Regulation of vitamin A synthesis from carotenoids

类胡萝卜素合成维生素 A 的调节

• 批准号: 7025054
• 负责人: JISUN PAIK
• 金额: $ 20.43万
• 依托单位: UNIVERSITY OF WASHINGTON
• 依托单位国家: 美国
• 财政年份: 2004
• 资助国家: 美国
• 起止时间: 2004-04-15 至 2008-02-28
• 项目状态: 已结题
• 来源: https://reporter.nih.gov/project-details/7025054
• 关键词: SDS polyacrylamide gel electrophoresis; alcohol dehydrogenase; carotene; carotenoids; chemical cleavage; enzyme activity; gene expression; genetic regulation; genetically modified animals; high performance liquid chromatography; intestines; laboratory mouse; liver; northern blottings; protein protein interaction; retinoid binding proteins; retinoids; transcription factor; vitamin biosynthesis; vitamin metabolism; western blottings

DESCRIPTION (provided by applicant): All higher animals, including humans, must obtain vitamin A from the diet since they lack the ability to synthesize it de novo. Ultimately all vitamin A is formed from provitamin A carotenoids. The conversion process of provitamin A carotenoids to vitamin A has been studied for more than 4 decades although the cloning and purification of the enzyme responsible for the cleavage of provitamin A carotenoids to vitamin A were only recently accomplished when we and others cloned and characterized both mouse and human carotene cleavage enzyme (CCE). CCE was found to be ubiquitously expressed throughout the body and thus likely plays a general role in providing vitamin A to target tissues. The goal of our proposed studies is to understand the regulatory mechanisms controlling provitamin A conversion to vitamin A in intestine and liver. Two aspects of this regulation will be explored. First, we will examine the regulation of CCE activity by other proteins, possibly through direct protein-protein interactions. Cellular retinol-binding proteins (CRBPs) are known to interact with retinal, the product of carotene cleavage within cells. The effects of CRBPs on CCE activity will be examined using both in vitro and in vivo techniques. In addition, we will explore the direct down-stream enzyme to CCE, retinal reductase. We have identified two known short chain dehydrogenase/reductases, retSDR and RalR1, as candidate intestinal retinal reductases. The role of these two enzymes on retinol production from beta-carotene will be explored in depth. Finally, we will investigate the transcriptional regulation of hCCE expression. Here, we propose to examine the promoter of the human CCE gene to identify cis-regulatory elements and transcription factors that bind to these regulatory sequences in this gene. These data will provide insights into regulation of the CCE gene in humans. Taken together these studies will provide comprehensive understanding of CCE activity in two major tissue sites, intestine and liver.

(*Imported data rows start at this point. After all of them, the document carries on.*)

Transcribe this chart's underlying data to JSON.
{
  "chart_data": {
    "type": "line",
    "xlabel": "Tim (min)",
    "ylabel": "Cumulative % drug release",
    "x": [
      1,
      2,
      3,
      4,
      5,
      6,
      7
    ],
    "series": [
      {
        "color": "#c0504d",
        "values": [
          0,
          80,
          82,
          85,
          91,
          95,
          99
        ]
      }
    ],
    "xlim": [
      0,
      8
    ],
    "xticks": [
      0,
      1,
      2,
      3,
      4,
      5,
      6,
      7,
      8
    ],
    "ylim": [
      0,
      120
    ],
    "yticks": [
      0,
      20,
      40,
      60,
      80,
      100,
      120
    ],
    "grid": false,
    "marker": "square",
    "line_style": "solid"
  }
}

描述（由申请人提供）：所有高等动物，包括人类，都必须从饮食中获得维生素A，因为它们缺乏合成从头开始的能力。最终，所有维生素A均由类胡萝卜素A形成。普罗维生胺A类胡萝卜素对维生素A的转化过程已被研究了40多年，尽管酶的克隆和纯化负责导致类胡萝卜素A对维生素A的切割的裂解，直到我们最近才在我们和其他小鼠串起和表征小鼠时才能完成和人类胡萝卜素裂解酶（CCE）。发现CCE在整个人体中无处不在表达，因此可能在为靶组织提供维生素A提供一般作用。我们提出的研究的目的是了解控制普罗维生胺A转化为肠道和肝脏中维生素A的调节机制。将探讨该法规的两个方面。首先，我们将通过直接蛋白质 - 蛋白质相互作用来检查其他蛋白质对CCE活性的调节。已知细胞视黄醇结合蛋白（CRBP）与视网膜相互作用，视网膜是细胞内胡萝卜素裂解的产物。将使用体外和体内技术研究CRBP对CCE活性的影响。此外，我们将探索直接下游酶至CCE，视网膜还原酶。我们已经确定了两个已知的短链脱氢酶/还原酶RETSDR和RALR1为候选肠道视网膜还原酶。这两种酶在β-胡萝卜素产生视黄醇中的作用将深入探讨。最后，我们将研究HCCE表达的转录调控。在这里，我们建议检查人类CCE基因的启动子，以识别与该基因中这些调节序列结合的顺式调节元件和转录因子。这些数据将为人类中CCE基因的调节提供见解。综上所述，这些研究将提供对两个主要组织部位（肠道和肝脏）中CCE活性的全面理解。